Terminadas las curaciones, me froté contra su cuerpo a modo de agradecimiento. Ella respondió con un beso en mi frente y se ofreció a acompañarme hasta el final. Decidí declinar la oferta, por no aceptar más favores que no podía retribuir. A ese motivo tenía añadirle la vergüenza de haber ensuciado su casa. No debía robarle demasiado tiempo. Era apropiado marcharme. Más aún, conservando las energías necesarias. Nos dijimos adiós con miradas y gestos, prescindiendo de toda palabra. Otros pájaros, testigos de nuestra desdicha, aportaron su música.

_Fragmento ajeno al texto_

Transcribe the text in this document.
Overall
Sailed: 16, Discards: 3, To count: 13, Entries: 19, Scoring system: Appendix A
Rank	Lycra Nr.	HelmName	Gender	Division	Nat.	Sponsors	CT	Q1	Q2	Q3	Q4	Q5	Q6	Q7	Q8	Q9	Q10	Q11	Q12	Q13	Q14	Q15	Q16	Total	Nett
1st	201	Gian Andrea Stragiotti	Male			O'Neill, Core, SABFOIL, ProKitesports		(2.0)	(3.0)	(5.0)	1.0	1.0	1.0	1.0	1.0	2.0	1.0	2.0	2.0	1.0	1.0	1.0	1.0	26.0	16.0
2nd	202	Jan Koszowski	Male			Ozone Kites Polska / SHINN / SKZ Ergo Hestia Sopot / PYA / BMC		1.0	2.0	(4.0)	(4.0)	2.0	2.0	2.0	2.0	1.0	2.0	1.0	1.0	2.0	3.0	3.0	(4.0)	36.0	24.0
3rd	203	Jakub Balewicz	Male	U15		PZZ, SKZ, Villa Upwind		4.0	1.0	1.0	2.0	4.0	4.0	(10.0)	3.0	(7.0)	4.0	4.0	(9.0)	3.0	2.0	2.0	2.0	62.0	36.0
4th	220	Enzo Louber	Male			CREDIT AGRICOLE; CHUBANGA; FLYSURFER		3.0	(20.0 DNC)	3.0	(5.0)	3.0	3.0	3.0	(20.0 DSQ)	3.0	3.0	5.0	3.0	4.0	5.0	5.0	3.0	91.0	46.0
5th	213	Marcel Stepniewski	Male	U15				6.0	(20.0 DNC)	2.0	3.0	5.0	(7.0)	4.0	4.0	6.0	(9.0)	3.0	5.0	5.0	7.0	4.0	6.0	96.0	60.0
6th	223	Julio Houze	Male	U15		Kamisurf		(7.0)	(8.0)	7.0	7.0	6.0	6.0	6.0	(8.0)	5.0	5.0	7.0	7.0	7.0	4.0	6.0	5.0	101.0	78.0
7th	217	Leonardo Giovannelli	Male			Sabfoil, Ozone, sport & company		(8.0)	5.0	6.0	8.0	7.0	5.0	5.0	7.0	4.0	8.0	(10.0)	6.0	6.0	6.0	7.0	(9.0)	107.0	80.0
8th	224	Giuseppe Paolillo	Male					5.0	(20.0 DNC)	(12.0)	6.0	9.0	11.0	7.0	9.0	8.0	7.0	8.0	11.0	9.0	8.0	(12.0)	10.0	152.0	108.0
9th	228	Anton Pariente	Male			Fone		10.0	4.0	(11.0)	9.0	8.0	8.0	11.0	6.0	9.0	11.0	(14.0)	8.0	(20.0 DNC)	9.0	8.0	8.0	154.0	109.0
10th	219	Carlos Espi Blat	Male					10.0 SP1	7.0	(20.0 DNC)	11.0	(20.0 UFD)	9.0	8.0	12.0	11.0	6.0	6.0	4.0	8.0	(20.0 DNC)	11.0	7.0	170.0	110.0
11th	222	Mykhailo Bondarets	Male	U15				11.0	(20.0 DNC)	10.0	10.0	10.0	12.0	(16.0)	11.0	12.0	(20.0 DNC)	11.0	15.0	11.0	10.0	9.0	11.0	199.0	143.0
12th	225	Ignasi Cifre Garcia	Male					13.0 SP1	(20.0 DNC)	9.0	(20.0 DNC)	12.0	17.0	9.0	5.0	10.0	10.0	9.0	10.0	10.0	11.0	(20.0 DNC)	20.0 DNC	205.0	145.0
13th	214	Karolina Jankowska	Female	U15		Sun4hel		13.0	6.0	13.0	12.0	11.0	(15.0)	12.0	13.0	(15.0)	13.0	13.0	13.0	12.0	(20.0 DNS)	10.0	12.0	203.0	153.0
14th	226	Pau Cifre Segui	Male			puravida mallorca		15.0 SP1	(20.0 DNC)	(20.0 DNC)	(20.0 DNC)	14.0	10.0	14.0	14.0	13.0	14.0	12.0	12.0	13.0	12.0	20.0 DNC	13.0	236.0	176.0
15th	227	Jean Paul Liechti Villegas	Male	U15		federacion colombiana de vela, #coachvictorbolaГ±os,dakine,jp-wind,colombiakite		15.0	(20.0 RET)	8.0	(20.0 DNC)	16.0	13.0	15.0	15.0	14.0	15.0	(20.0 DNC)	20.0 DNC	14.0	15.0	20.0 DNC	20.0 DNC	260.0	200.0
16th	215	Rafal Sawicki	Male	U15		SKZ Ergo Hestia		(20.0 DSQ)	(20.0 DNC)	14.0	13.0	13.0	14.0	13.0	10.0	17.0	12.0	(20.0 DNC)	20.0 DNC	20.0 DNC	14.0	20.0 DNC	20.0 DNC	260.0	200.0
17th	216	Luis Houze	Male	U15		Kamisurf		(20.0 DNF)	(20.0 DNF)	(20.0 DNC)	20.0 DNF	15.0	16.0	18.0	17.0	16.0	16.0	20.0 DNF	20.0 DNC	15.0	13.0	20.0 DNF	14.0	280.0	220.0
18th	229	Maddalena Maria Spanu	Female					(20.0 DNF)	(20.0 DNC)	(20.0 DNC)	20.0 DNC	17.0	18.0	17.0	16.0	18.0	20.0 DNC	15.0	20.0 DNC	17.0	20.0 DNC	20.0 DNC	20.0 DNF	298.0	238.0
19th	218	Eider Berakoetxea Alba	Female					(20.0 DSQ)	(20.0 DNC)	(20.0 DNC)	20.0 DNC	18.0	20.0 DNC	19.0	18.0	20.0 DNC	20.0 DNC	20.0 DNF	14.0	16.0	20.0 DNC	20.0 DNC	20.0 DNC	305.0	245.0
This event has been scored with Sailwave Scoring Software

 Ya en la intimidad de mi hogar, harto de fingir por pudor, insulté a mi mala suerte. Me transfiguré en un pichón que lloraba. Resultó sanador: las lágrimas frescas me apaciguaron. Cuando gané algo de serenidad, mi vida comenzó a desfilar frente a mis ojos. Realicé un recorrido revelador, desde el tibio regazo de mi madre hasta la brisa agradable que me había despabilado esa mañana. Gracias a ese repaso, concluí que mi existencia había sido breve, pero bella. Pocos gozan del privilegio de los cielos. También recordé que había sido cobijado por cientos de árboles antes de ser agredido por uno de ellos; entonces, con las mejillas todavía húmedas, sonreí. A medida que soltaba las aventuras que no serían, fui aceptando lo que estaba por venir. Sin embargo, prefería intervenir para apurar algunas escenas morosas del desenlace. Solo una cosa me prometí no dejar pendiente: despedirme del bosque. Quería ofrecerle mi canto, un tributo por haberme hecho feliz. Así que silbé y silbé con entrega amorosa, hasta que mis plumas comenzaron a caer. Mi piel, desnudándose, anunció el momento de procurarme un final eficiente. Investido con determinación, reuní un puñado de fuerzas para emprender el vuelo al árbol fatídico, dispuesto a comer tantas frutas envenenadas como fuera posible.